Industry interest in X402 comes as AI-powered commerce expands. In particular, so-called agent payments, performed autonomously by AI agents, are a hot topic, especially in certain areas of the crypto industry, where the belief is that programmable, blockchain-based micropayments make the most sense.
x402 is designed for these payments. Unlike using ChatGPT as a front-end to a traditional shopping cart, it can handle transactions worth only fractions of a cent at high frequency – something traditional credit card networks struggle to manage.
Now, using the Linux Foundation to scale an open source ecosystem, x402 aims to tackle potential interoperability issues by creating an AI trade equivalent to Secure Sockets Layer (SSL), the standard technology that encrypts the connection between a web server and a browser.

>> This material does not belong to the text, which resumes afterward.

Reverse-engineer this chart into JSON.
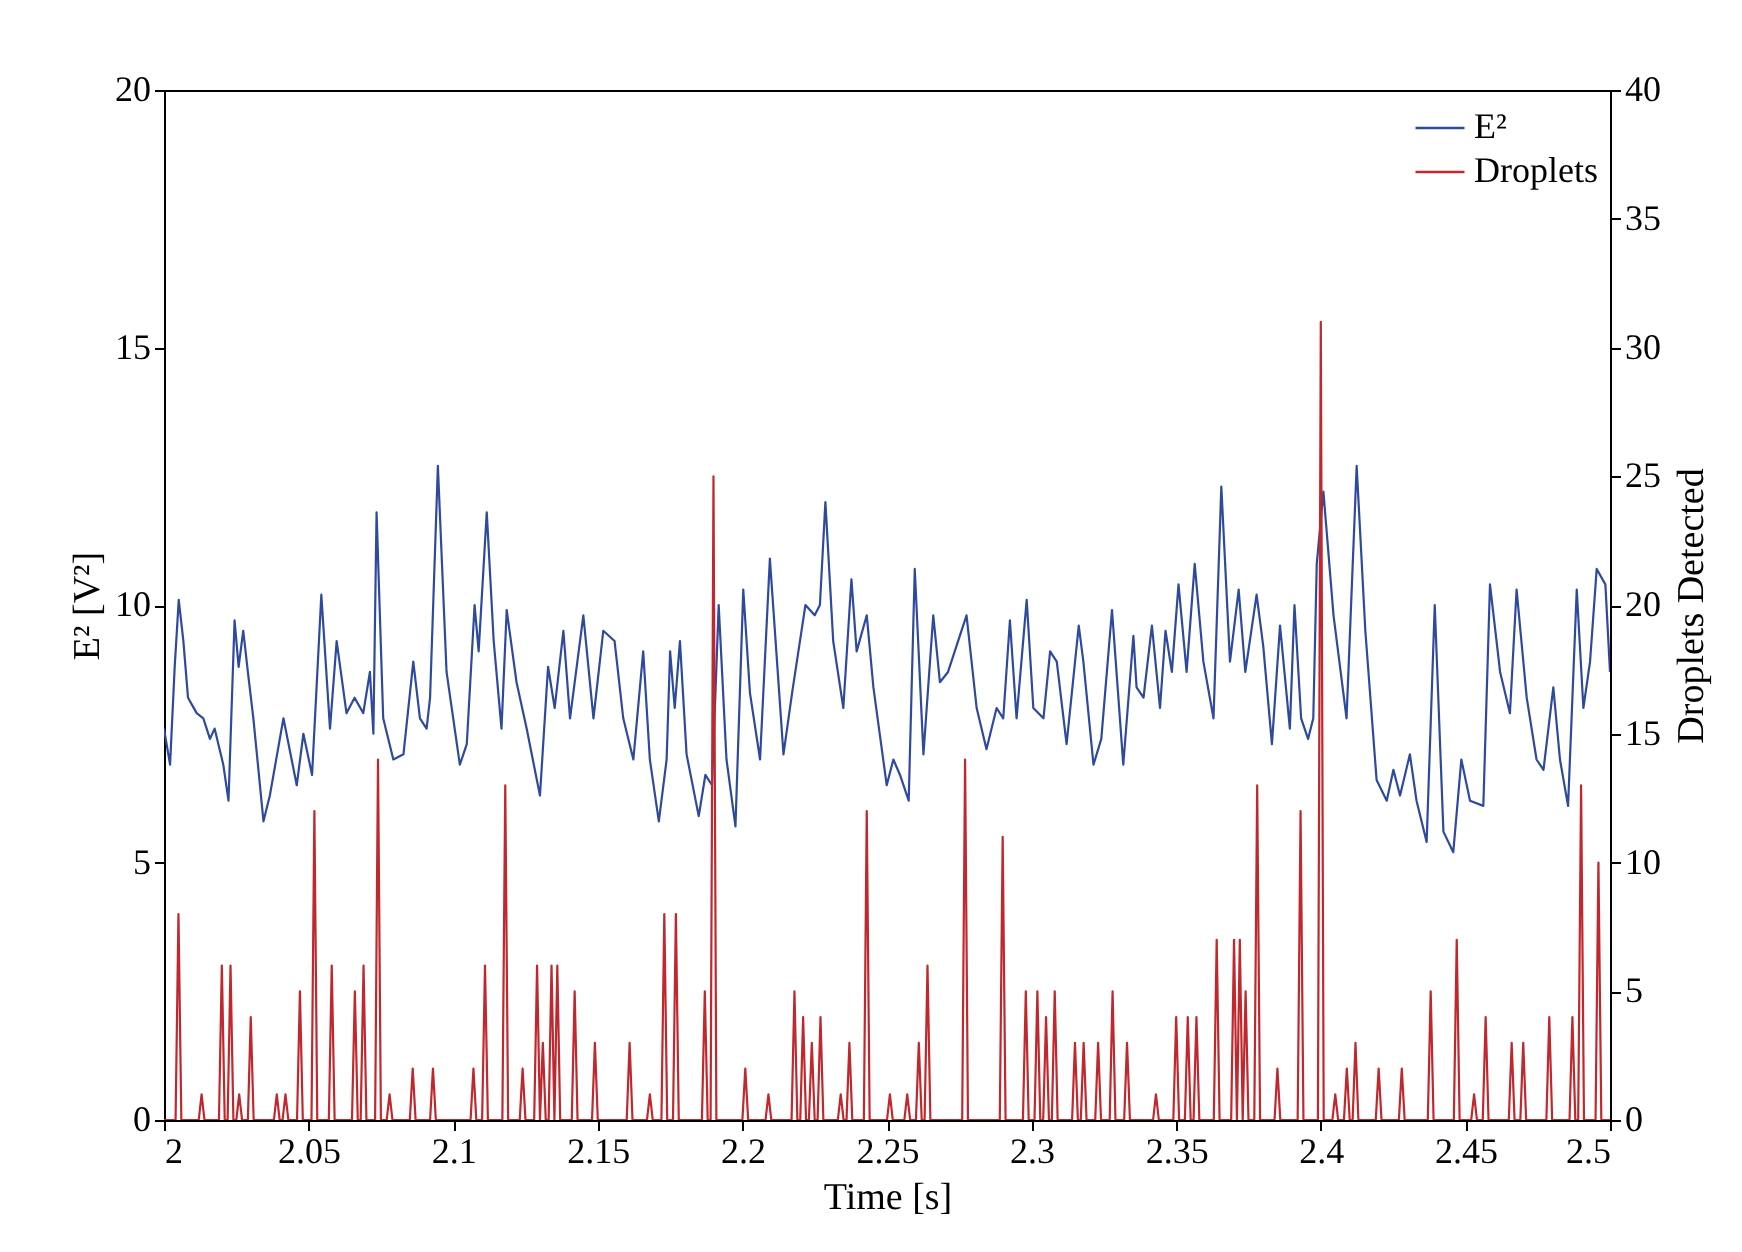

“The Internet was built on open protocols,” said Jim Zemlin, executive director of the Linux Foundation. “The X402 Foundation will create an open, community-driven home to develop these opportunities in the open and ensure they evolve with transparency, interoperability and broad participation across the ecosystem.”
Coinbase said in a press release Thursday that additional membership of the fund will consist of participants from multiple verticals, with initial intent and support expressed by Adyen, Amazon Web Services, American Express, Ampersend.ai, Ant International, Base, Circle, Fiserv Merchant Solutions, Google, KakaoPay, Mastercard, Merit Systems, Microsoft, Polygon Labs. Shopify, Solana Foundation, Thirdweb and Visa.
“The shift to agent trading requires cloud infrastructure that is as open as the protocols it supports,” said James Tromans, managing director, Web3 and Digital Assets, Google Cloud. By joining the x402 Foundation, Google reinforces its commitment to interoperable standards that enable secure, AI-powered transactions across platforms.”